Because (regarding the downgrade_write() approach), as far as I know,
the current thread does not access memory which needs to be protected with
mmap_sem held for write.

> 
> > >                                                               Are you
> > > assuming that the killed task will not perform any changes on the
> > > address space?
> > 
> > If somebody drops mmap_sem held for write is not safe, how can the OOM
> > reaper work safely?
> > 
> > The OOM reaper is assuming that the thread who got mmap_sem held for write
> > is responsible to complete critical sections before dropping mmap_sem held
> > for write, isn't it?
> > 
> > Then, how an attempt to perform changes on the address space can become a
> > problem given that the thread who got mmap_sem held for write is responsible
> > to complete critical sections before dropping mmap_sem held for write?
> 
> ENOPARSE. How does this have anything to do with oom_reaper.
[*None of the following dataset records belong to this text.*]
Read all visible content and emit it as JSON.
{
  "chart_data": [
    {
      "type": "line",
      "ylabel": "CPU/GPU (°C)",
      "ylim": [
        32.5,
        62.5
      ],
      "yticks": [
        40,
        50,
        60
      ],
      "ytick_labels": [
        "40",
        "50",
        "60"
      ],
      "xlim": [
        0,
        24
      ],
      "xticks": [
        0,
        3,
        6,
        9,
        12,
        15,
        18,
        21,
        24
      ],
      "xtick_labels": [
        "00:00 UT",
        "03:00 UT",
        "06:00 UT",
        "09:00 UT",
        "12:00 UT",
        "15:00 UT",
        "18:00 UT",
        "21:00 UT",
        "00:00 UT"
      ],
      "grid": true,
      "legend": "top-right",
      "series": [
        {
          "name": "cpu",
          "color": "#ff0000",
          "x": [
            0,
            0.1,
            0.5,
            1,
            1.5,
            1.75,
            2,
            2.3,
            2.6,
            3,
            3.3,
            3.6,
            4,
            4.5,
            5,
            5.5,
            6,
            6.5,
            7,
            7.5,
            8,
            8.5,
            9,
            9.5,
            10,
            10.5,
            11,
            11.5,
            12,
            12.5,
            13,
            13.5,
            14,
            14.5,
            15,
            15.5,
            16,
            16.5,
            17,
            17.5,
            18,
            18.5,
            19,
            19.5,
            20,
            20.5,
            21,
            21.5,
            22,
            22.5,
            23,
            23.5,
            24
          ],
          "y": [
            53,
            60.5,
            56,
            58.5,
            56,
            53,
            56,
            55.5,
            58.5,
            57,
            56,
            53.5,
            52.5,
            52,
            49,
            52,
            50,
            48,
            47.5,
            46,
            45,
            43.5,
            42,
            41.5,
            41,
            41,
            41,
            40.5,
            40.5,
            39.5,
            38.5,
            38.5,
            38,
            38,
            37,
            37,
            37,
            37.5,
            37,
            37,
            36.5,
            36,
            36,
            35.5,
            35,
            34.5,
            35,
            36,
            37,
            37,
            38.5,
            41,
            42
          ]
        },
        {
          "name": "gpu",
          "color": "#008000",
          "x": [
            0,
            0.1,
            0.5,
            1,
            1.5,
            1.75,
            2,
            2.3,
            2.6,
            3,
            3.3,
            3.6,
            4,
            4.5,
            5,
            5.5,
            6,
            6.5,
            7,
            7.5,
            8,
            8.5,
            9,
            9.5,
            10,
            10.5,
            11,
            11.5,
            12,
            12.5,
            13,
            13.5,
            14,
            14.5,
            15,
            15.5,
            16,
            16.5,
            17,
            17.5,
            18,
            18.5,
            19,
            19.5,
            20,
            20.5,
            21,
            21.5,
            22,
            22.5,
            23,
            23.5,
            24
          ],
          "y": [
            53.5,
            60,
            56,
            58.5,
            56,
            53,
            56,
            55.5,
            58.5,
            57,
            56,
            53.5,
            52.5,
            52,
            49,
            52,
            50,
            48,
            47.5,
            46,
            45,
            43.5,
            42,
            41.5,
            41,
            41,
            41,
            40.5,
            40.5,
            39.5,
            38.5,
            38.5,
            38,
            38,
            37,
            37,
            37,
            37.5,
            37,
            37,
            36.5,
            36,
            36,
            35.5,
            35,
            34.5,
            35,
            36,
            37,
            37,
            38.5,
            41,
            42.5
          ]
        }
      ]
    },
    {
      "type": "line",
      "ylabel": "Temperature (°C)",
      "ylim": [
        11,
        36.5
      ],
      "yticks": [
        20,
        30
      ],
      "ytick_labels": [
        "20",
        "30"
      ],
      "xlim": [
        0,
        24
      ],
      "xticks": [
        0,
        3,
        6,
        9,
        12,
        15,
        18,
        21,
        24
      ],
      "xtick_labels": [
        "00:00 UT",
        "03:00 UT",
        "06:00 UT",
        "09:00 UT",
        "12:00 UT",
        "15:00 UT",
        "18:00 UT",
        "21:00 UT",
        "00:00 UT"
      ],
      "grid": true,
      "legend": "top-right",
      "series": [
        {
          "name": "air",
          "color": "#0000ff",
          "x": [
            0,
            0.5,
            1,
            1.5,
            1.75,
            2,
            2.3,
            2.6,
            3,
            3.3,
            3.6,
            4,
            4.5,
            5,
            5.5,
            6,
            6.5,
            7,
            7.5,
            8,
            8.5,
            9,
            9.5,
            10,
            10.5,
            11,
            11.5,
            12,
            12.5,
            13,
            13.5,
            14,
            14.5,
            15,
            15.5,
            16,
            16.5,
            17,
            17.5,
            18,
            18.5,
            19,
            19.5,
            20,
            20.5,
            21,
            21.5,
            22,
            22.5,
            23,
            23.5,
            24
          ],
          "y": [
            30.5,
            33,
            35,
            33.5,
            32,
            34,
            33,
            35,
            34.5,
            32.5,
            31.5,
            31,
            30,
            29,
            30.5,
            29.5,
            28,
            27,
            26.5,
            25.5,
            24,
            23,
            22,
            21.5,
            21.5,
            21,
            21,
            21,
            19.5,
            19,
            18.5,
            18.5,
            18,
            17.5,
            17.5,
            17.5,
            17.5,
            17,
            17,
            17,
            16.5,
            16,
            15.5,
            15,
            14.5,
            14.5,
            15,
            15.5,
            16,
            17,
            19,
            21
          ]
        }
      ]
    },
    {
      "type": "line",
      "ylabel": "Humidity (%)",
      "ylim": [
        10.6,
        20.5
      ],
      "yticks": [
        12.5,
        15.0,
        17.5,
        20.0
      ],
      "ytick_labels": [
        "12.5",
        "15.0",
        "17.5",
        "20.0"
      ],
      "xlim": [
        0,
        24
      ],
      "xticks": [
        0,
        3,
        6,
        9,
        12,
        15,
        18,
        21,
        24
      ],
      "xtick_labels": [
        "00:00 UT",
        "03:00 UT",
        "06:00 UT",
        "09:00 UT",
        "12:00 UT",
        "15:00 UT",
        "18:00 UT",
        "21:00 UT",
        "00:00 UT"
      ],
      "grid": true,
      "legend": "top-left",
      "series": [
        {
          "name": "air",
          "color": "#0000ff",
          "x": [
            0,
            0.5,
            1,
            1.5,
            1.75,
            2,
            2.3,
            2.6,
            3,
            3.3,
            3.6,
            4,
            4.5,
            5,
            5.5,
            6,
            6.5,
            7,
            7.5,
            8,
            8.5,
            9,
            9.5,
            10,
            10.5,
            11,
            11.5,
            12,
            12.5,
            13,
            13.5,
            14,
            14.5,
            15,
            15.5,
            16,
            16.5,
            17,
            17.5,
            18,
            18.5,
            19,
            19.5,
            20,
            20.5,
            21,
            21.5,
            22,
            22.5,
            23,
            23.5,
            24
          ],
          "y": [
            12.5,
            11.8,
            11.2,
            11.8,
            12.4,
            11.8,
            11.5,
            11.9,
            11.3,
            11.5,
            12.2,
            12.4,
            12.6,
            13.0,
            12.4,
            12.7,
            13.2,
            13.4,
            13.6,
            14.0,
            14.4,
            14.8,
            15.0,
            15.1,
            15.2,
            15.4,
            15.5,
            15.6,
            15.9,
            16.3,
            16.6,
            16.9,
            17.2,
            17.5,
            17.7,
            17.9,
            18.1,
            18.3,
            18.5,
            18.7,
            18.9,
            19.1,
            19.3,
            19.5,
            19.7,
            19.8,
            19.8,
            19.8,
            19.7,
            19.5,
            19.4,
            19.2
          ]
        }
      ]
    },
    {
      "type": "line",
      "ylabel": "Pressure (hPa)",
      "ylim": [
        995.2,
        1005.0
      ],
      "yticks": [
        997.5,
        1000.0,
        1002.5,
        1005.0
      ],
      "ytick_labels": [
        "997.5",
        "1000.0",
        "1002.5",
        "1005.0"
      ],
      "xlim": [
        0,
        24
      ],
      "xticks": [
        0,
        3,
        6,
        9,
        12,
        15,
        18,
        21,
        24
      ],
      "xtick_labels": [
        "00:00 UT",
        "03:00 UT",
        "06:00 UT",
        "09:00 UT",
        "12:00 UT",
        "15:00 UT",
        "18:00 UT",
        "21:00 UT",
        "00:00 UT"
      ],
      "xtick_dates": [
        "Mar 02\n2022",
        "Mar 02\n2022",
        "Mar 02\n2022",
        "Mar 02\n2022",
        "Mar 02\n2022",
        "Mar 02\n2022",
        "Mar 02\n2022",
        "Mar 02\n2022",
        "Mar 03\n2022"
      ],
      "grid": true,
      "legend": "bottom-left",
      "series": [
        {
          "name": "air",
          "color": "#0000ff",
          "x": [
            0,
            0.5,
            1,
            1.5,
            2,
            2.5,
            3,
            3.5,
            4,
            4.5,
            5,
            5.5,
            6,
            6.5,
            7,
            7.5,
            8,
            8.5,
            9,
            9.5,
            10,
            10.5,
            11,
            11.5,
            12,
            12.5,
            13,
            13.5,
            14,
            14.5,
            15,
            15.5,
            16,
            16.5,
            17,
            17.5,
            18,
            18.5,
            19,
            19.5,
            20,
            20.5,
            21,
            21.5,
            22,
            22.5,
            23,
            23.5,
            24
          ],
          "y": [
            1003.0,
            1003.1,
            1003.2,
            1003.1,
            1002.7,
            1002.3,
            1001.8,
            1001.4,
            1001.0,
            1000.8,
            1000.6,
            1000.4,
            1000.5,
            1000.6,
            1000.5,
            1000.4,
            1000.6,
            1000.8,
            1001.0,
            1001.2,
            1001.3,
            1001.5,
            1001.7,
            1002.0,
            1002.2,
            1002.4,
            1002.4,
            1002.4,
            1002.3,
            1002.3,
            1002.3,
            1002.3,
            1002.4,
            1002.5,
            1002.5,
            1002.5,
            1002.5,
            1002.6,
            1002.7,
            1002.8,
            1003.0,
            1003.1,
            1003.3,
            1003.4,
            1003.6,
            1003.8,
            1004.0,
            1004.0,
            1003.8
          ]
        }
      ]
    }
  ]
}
The oom_reaper can work safely as long as mmap_sem held for write is released
at safely and consistently interruptible locations.

>                                                              Sure you
> want to _help_ the oom_reaper to do its job but you are dropping the
> lock in the downgrading the lock in the middle of dup_mmap and that is
> what we are dicussing here.

Yes.

>                             So please explain why it is safe. It is
> really not straightforward.

So, please explain why it is not safe. How can releasing mmap_sem held for
write at safely and consistently interruptible locations be not safe?

> 
> > >                What about ongoing page faults or other operations deeper
> > > in the call chain.
> > 
> > Even if there are ongoing page faults or other operations deeper in the call
> > chain, there should be no problem as long as the thread who got mmap_sem
> > held for write is responsible to complete critical sections before dropping
> > mmap_sem held for write.
> > 
> > >                    Why they are safe to change things for the child
> > > during the copy?
> > 
> > In this patch, the current thread who got mmap_sem held for write (which is
> > likely an OOM victim thread) downgrades mmap_sem, with an assumption that
> > current thread no longer accesses memory which might depend on mmap_sem held
> > for write.
> > 
> > dup_mmap() duplicates current->mm and to-be-duplicated mm is not visible yet.
> > If dup_mmap() failed, to-be-duplicated incomplete mm is discarded via mmput()
> > in dup_mm() rather than assigned to the child. Thus, this patch should not
> > change things which are visible to the child during the copy.
> > 
> > What we need to be careful is making changes to current->mm.
> > I'm assuming that current->mm->mmap_sem held for read is enough for
> > i_mmap_lock_write()/flush_dcache_mmap_lock()/vma_interval_tree_insert_after()/
> > flush_dcache_mmap_unlock()/i_mmap_unlock_write()/is_vm_hugetlb_page()/
> > reset_vma_resv_huge_pages()/__vma_link_rb(). But I'm not sure.
> 
> But as soon as you downgrade the lock then all other threads can
> interfere and perform page faults or update respecive mappings. Does
> this matter? If not then why?
> 

Why does this matter?

I don't know what "update respecive mappings" means.
Is that about mmap()/munmap() which need mmap_sem held for write?
Since mmap_sem is still held for read, operations which needs
mmap_sem held for write cannot happen.

Anyway, as long as I downgrade the mmap_sem at safely and consistently
interruptible locations, there cannot be a problem.